Blain-Moraes Stefanie, Tarnal Vijay, Vanini Giancarlo, Bel-Behar Tarik, Janke Ellen, Picton Paul, Golmirzaie Goodarz, Palanca Ben J A, Avidan Michael S, Kelz Max B, Mashour George A
School of Physical and Occupational Therapy, Faculty of Medicine, McGill University.
Center for Consciousness Science, University of Michigan Medical SchoolAnn Arbor, MI, United States.
Front Hum Neurosci. 2017 Jun 28;11:328. doi: 10.3389/fnhum.2017.00328. eCollection 2017.
Recent studies have investigated local oscillations, long-range connectivity, and global network patterns to identify neural changes associated with anesthetic-induced unconsciousness. These studies typically employ anesthetic protocols that either just cross the threshold of unconsciousness, or induce deep unconsciousness for a brief period of time-neither of which models general anesthesia for major surgery. To study neural patterns of unconsciousness and recovery in a clinically-relevant context, we used a realistic anesthetic regimen to induce and maintain unconsciousness in eight healthy participants for 3 h. High-density electroencephalogram (EEG) was acquired throughout and for another 3 h after emergence. Seven epochs of 5-min eyes-closed resting states were extracted from the data at baseline as well as 30, 60, 90, 120, 150, and 180-min post-emergence. Additionally, 5-min epochs were extracted during induction, unconsciousness, and immediately prior to recovery of consciousness, for a total of 10 analysis epochs. The EEG data in each epoch were analyzed using source-localized spectral analysis, phase-lag index, and graph theoretical techniques. Posterior alpha power was significantly depressed during unconsciousness, and gradually approached baseline levels over the 3 h recovery period. Phase-lag index did not distinguish between states of consciousness or stages of recovery. Network efficiency was significantly depressed and network clustering coefficient was significantly increased during unconsciousness; these graph theoretical measures returned to baseline during the 3 h recovery period. Posterior alpha power may be a potential biomarker for normal recovery of functional brain networks after general anesthesia.
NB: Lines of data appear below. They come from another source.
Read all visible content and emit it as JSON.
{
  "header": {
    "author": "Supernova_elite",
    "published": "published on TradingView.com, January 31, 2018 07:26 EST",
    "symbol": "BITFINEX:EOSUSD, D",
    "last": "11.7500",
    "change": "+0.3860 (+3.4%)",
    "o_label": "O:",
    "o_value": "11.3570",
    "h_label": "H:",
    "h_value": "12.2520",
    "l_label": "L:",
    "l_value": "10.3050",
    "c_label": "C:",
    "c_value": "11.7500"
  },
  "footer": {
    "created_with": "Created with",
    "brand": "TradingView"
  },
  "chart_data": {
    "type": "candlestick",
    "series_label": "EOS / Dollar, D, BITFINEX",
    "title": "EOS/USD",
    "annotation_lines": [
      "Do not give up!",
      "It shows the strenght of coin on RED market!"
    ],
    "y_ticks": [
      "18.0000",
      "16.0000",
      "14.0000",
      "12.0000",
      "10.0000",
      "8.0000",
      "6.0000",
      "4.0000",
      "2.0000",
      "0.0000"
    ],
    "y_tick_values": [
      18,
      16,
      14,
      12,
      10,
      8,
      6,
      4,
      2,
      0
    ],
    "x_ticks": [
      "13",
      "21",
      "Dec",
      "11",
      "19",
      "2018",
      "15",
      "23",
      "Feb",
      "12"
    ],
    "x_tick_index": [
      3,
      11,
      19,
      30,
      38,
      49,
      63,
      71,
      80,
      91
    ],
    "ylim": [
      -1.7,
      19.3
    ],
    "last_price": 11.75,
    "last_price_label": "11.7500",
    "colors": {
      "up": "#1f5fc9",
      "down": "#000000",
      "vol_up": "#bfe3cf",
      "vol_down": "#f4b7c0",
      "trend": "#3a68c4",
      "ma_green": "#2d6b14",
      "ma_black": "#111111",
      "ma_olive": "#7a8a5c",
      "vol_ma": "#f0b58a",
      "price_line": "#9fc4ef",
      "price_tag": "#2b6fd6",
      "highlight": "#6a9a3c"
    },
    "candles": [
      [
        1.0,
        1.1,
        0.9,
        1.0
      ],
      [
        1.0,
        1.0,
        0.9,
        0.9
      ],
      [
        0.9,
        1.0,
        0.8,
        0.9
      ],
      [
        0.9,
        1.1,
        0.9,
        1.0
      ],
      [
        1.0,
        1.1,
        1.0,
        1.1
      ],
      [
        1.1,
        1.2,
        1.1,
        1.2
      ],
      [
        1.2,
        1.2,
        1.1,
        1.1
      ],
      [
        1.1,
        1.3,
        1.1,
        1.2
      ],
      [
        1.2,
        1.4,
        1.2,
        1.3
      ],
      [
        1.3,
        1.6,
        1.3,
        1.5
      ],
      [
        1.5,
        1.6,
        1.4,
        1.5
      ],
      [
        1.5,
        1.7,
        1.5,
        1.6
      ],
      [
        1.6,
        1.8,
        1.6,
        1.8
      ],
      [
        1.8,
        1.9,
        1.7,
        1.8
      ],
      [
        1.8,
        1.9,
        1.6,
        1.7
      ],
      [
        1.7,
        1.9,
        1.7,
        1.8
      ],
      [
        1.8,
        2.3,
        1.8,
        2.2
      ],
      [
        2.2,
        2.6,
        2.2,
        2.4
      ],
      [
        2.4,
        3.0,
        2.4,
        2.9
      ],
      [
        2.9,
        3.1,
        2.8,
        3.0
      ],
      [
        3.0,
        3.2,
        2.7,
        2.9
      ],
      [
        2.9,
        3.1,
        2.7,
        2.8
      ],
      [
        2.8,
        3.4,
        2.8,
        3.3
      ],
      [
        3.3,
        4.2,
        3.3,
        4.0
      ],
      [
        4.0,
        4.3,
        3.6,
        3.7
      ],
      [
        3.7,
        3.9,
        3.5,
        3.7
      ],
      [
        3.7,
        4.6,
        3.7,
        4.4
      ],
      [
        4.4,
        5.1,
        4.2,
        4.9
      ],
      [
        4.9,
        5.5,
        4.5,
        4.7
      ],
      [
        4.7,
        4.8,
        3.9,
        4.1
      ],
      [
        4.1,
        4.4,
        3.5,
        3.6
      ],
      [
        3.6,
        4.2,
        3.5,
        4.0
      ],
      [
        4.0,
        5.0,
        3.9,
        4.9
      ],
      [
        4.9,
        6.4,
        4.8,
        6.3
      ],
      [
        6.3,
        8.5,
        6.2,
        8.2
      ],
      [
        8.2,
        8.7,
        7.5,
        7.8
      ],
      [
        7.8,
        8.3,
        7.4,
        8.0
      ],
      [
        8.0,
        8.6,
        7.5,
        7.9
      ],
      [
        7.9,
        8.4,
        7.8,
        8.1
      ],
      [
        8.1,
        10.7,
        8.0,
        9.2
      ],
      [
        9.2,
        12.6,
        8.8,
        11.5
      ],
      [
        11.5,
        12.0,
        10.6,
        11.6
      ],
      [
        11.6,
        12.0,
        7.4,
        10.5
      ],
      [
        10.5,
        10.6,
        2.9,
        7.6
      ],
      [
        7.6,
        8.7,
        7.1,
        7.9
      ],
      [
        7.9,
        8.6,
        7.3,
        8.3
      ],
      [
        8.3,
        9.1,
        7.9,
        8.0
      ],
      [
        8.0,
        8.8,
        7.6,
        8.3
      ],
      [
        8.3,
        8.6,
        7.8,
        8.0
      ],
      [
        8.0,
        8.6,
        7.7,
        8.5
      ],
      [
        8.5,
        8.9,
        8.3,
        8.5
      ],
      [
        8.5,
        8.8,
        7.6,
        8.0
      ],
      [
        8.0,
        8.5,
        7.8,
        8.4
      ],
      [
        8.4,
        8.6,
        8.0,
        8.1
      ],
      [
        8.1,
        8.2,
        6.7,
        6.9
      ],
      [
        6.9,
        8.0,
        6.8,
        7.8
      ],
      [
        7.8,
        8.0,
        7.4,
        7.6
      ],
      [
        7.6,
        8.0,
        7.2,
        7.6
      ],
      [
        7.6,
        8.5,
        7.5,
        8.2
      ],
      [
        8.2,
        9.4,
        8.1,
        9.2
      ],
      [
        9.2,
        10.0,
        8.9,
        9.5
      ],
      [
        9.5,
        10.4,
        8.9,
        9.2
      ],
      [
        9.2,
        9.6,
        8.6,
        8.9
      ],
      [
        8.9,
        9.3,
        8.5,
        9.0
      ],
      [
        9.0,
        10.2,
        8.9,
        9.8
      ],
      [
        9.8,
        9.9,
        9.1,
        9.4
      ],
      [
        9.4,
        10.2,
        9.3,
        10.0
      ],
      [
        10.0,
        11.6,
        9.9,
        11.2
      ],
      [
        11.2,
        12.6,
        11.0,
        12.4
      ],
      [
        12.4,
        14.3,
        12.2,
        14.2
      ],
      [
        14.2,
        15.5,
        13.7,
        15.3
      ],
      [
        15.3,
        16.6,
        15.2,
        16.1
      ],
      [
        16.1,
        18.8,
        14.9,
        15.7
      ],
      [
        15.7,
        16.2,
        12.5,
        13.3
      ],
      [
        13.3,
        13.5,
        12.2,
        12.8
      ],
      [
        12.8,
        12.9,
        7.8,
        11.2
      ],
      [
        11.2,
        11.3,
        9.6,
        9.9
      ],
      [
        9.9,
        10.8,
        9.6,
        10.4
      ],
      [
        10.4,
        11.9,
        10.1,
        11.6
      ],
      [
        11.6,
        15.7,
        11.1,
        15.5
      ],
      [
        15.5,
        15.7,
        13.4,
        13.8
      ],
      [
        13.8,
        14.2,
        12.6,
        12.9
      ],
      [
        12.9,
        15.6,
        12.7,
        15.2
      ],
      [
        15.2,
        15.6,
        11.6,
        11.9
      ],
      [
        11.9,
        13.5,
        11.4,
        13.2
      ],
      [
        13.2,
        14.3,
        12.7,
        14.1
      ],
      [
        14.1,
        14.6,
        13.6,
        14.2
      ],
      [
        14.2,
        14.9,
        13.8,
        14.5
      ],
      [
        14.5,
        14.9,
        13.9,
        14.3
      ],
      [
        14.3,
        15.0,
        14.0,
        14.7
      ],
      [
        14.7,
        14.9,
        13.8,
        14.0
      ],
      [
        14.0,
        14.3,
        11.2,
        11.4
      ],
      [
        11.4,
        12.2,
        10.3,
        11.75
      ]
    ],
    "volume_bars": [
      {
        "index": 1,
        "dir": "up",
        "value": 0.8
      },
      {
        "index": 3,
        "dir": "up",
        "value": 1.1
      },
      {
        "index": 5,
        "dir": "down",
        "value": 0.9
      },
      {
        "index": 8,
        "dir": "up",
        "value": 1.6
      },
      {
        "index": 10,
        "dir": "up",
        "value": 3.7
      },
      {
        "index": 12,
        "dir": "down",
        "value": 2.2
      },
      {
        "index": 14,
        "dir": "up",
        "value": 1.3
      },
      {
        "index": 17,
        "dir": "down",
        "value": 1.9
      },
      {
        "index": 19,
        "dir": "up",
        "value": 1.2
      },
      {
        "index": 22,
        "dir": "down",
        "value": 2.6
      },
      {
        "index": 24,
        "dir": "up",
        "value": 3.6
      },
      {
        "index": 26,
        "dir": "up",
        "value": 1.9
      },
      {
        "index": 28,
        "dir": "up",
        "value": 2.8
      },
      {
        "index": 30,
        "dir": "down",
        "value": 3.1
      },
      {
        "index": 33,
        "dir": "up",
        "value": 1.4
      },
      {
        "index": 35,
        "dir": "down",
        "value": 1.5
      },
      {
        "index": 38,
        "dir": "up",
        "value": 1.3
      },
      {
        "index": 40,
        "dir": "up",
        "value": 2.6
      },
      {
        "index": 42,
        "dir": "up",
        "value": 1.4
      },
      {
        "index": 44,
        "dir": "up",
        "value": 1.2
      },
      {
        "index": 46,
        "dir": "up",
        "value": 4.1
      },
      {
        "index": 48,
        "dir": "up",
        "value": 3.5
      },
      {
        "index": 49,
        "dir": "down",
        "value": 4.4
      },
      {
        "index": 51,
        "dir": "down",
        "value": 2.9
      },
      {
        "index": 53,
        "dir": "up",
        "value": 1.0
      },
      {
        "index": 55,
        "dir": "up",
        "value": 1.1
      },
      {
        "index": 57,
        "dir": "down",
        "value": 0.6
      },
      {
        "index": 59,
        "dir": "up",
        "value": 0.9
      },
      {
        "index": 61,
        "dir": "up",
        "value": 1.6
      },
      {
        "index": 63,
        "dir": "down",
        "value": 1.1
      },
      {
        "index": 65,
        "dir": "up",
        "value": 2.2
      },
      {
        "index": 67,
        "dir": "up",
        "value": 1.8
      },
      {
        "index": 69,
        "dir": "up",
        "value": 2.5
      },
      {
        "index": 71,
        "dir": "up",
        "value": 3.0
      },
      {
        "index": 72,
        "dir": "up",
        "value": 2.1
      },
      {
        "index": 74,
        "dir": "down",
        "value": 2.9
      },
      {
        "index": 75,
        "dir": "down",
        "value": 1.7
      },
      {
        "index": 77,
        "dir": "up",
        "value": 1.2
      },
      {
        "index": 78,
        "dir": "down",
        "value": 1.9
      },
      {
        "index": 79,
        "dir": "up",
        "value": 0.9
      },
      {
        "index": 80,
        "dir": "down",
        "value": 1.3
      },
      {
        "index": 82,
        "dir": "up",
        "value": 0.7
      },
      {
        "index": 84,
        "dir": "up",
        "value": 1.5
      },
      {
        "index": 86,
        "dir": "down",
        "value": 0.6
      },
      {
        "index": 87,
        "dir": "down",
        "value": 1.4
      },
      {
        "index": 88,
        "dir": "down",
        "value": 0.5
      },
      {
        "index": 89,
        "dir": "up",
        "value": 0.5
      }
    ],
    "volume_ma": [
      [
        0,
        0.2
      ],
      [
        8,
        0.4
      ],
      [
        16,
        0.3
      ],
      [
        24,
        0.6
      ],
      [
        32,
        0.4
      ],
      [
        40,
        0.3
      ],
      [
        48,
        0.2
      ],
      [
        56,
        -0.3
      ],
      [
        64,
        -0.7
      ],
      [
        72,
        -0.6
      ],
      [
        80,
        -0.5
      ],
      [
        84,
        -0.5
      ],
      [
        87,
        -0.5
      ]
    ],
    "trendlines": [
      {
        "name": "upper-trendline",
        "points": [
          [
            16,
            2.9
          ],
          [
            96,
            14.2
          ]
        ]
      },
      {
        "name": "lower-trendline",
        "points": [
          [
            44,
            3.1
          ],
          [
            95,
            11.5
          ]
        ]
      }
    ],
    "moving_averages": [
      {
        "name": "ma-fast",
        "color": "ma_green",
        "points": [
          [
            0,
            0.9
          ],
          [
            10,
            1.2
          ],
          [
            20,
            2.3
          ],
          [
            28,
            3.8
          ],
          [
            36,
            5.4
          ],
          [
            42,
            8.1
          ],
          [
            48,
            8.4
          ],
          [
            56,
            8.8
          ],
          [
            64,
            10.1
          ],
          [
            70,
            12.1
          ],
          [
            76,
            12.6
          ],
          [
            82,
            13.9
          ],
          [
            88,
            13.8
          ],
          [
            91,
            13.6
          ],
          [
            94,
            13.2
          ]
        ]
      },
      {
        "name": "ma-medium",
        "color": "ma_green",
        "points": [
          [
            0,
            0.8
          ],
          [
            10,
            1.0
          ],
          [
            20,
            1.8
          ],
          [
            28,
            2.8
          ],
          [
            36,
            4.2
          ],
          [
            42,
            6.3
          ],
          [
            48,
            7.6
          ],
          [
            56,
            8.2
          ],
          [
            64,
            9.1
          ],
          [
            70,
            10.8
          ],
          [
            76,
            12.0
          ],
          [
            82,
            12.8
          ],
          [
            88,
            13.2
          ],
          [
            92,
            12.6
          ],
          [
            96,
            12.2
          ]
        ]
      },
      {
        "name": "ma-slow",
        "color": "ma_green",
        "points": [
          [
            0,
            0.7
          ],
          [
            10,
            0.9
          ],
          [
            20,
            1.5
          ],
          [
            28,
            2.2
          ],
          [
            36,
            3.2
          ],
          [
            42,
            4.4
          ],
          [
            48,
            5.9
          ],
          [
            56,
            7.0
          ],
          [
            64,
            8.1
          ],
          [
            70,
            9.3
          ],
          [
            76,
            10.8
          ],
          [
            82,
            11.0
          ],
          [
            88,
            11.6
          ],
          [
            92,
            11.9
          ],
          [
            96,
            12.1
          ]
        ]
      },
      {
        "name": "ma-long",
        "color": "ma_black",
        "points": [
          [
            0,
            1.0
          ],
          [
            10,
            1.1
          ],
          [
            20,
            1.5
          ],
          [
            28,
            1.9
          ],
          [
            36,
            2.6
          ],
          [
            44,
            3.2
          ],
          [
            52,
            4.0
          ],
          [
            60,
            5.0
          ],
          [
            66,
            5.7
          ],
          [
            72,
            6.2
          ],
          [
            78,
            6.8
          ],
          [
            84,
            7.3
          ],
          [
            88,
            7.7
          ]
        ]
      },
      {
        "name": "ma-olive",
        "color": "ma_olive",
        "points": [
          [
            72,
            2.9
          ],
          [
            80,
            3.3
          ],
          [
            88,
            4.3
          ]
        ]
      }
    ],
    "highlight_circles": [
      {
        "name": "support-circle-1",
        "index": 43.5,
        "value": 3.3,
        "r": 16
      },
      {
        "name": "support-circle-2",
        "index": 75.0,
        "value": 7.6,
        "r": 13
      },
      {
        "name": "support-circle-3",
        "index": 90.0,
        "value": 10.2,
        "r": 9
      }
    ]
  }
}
最近的研究调查了局部振荡、长程连接和全局网络模式,以确定与麻醉诱导的无意识状态相关的神经变化。这些研究通常采用的麻醉方案要么刚好跨越无意识阈值,要么在短时间内诱导深度无意识——这两种方案都无法模拟大手术的全身麻醉。为了在临床相关背景下研究无意识和恢复的神经模式,我们使用了一种逼真的麻醉方案,在8名健康参与者中诱导并维持无意识状态3小时。在整个过程中以及苏醒后另外3小时采集高密度脑电图(EEG)。从基线数据以及苏醒后30、60、90、120、150和180分钟的数据中提取7个5分钟闭眼静息状态的时段。此外,在诱导、无意识状态以及意识恢复前即刻提取5分钟的时段,总共10个分析时段。使用源定位频谱分析、相位滞后指数和图论技术分析每个时段的EEG数据。无意识状态期间后阿尔法功率显著降低,并在3小时的恢复期逐渐接近基线水平。相位滞后指数无法区分意识状态或恢复阶段。无意识状态期间网络效率显著降低,网络聚类系数显著增加;这些图论指标在3小时的恢复期恢复到基线水平。后阿尔法功率可能是全身麻醉后功能性脑网络正常恢复的潜在生物标志物。